Augusta, New Jersey
By Mike Segar
When I was growing up I remember each summer looking forward to visiting the Barnstable County fair in Cape Cod, Massachusetts, where my family spent the summer. A tradition from coast to coast, the summer county fair is a purely American event and my family never missed it.
What I also remember fondly from the fair after the cotton candy, rides and games was going to see the evening demolition derby races – watching as groups of salvaged and homemade cars called “beaters” or “wrecks” slammed into each other over and over on a dirt track until the last car still moving was declared the winner. It was always a fun event with lots of laughs.

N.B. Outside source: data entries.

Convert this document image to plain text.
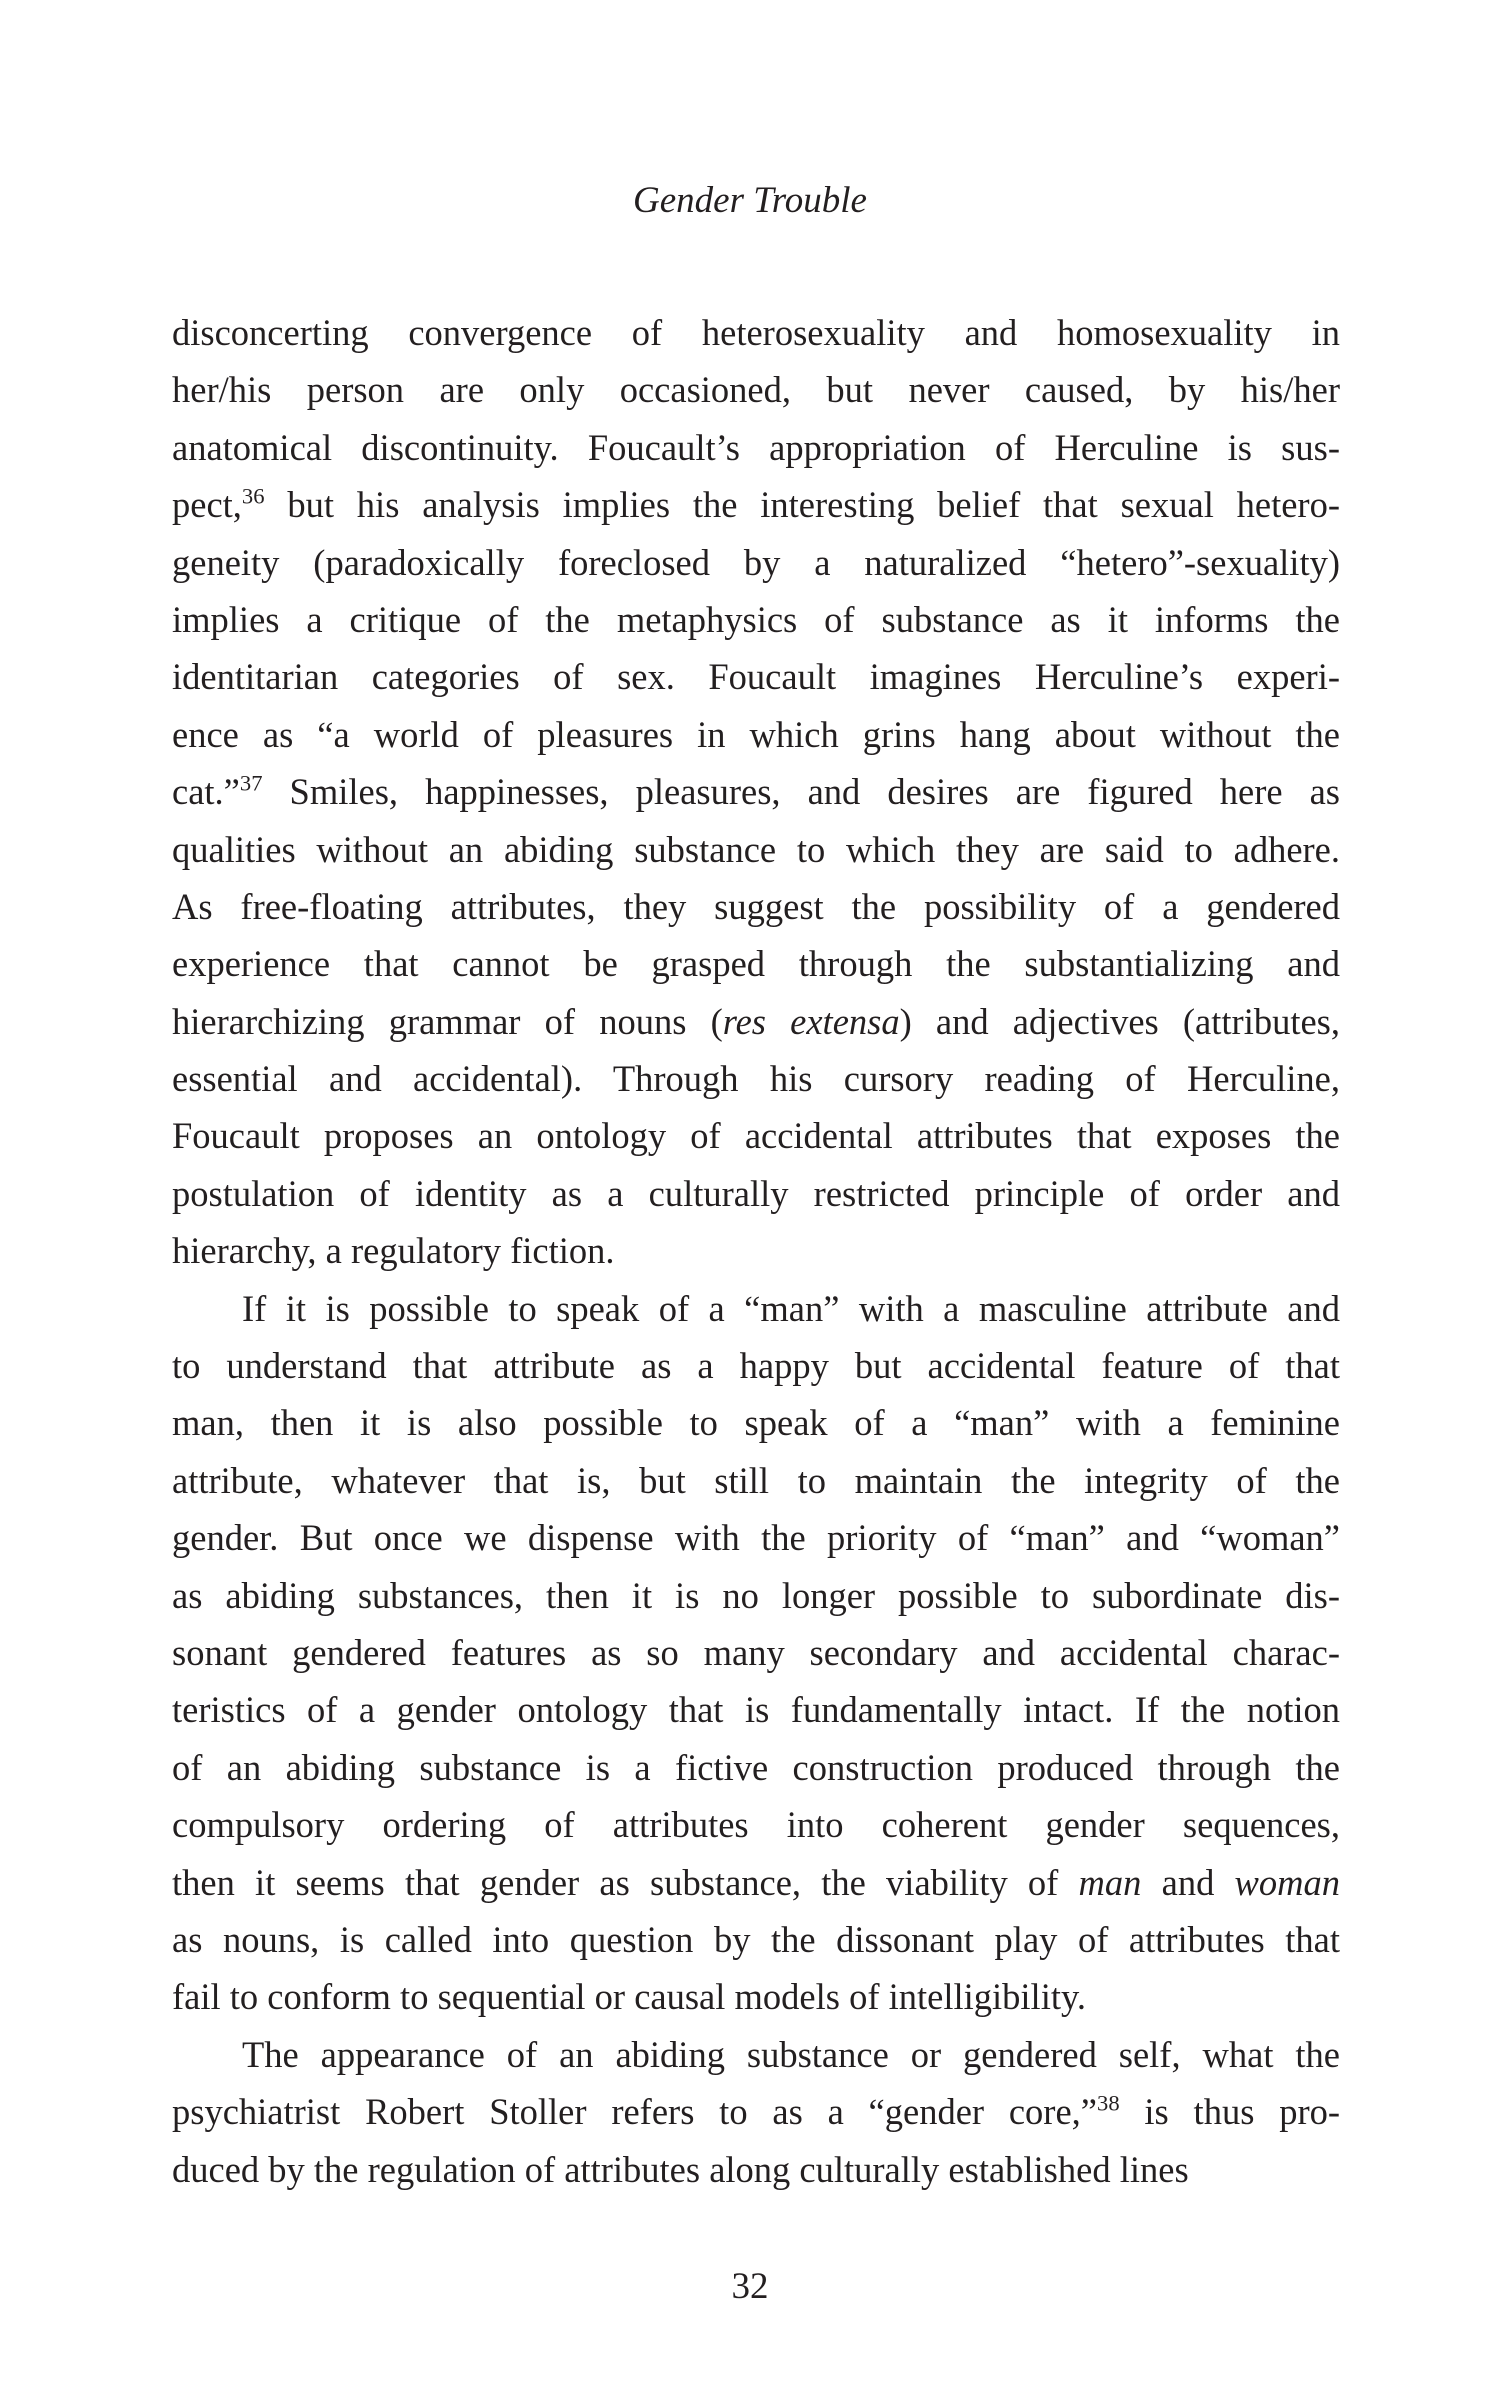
Gender Trouble
disconcerting convergence of heterosexuality and homosexuality in
her/his person are only occasioned, but never caused, by his/her
anatomical discontinuity. Foucault’s appropriation of Herculine is sus-
pect,$^{36}$ but his analysis implies the interesting belief that sexual hetero-
geneity (paradoxically foreclosed by a naturalized “hetero”-sexuality)
implies a critique of the metaphysics of substance as it informs the
identitarian categories of sex. Foucault imagines Herculine’s experi-
ence as “a world of pleasures in which grins hang about without the
cat.”$^{37}$ Smiles, happinesses, pleasures, and desires are figured here as
qualities without an abiding substance to which they are said to adhere.
As free-floating attributes, they suggest the possibility of a gendered
experience that cannot be grasped through the substantializing and
hierarchizing grammar of nouns (res extensa) and adjectives (attributes,
essential and accidental). Through his cursory reading of Herculine,
Foucault proposes an ontology of accidental attributes that exposes the
postulation of identity as a culturally restricted principle of order and
hierarchy, a regulatory fiction.
If it is possible to speak of a “man” with a masculine attribute and
to understand that attribute as a happy but accidental feature of that
man, then it is also possible to speak of a “man” with a feminine
attribute, whatever that is, but still to maintain the integrity of the
gender. But once we dispense with the priority of “man” and “woman”
as abiding substances, then it is no longer possible to subordinate dis-
sonant gendered features as so many secondary and accidental charac-
teristics of a gender ontology that is fundamentally intact. If the notion
of an abiding substance is a fictive construction produced through the
compulsory ordering of attributes into coherent gender sequences,
then it seems that gender as substance, the viability of man and woman
as nouns, is called into question by the dissonant play of attributes that
fail to conform to sequential or causal models of intelligibility.
The appearance of an abiding substance or gendered self, what the
psychiatrist Robert Stoller refers to as a “gender core,”$^{38}$ is thus pro-
duced by the regulation of attributes along culturally established lines
32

As a Reuters staff photographer based in New York I am always looking out for quirky, uniquely American events and stories which can bring with them their own set of characters and atmosphere that make for interesting images and the opportunity for visual storytelling. Demolition Derby is certainly one of these events. When I found out that the Nation-Wide Demolition-Derby company was holding a two-day competition, one of the largest on the east coast, I knew I wanted to shoot it.
The first documented version of a race in which the destruction of cars was the intended goal, involved Larry Mendelsohn, a stock car driver from Long Island, New York. He began promoting demolition derbies around the area in the late 1950’s after he and others realized that the spectators at the races enjoyed the wrecks as much, or more, than the race itself. In Wisconsin in 1950, a used car salesmen named Crazy Jim held a demolition derby to promote his business using old Fords. He later became a demolition derby promoter in the region. Other sources say that the demolition style of racing was happening in Chicago also as far back as 1950. The sport grew in popularity peaking in the 1970’s with national television coverage. Now the events are mostly held at the local level at fairs and carnivals.
Despite being just 70 miles from New York City, the largest metropolitan center in the United States, Sussex County, New Jersey, is farm country – rural and open. The New Jersey State Fair Sussex County Farm and Horse show reflects that farm culture, and is typical of summer fairs held around the country. But as the sun begins to go down and the stands around the Derby track begin to fill with spectators, competitors in the demolition derby take center stage. Auto mechanics, body shop owners, welders, tire guys, metal fabricators, junk yard owners and auto dealers are all there. Men and women, young and old come to have some fun, see their friends, get some food at the fair and crash their cars. If they’re lucky maybe they win a trophy and a bit of cash. Most have built their own cars from junk with parts salvaged and scraped together which they hope can outlast the competition in a few minutes of punishing crashes.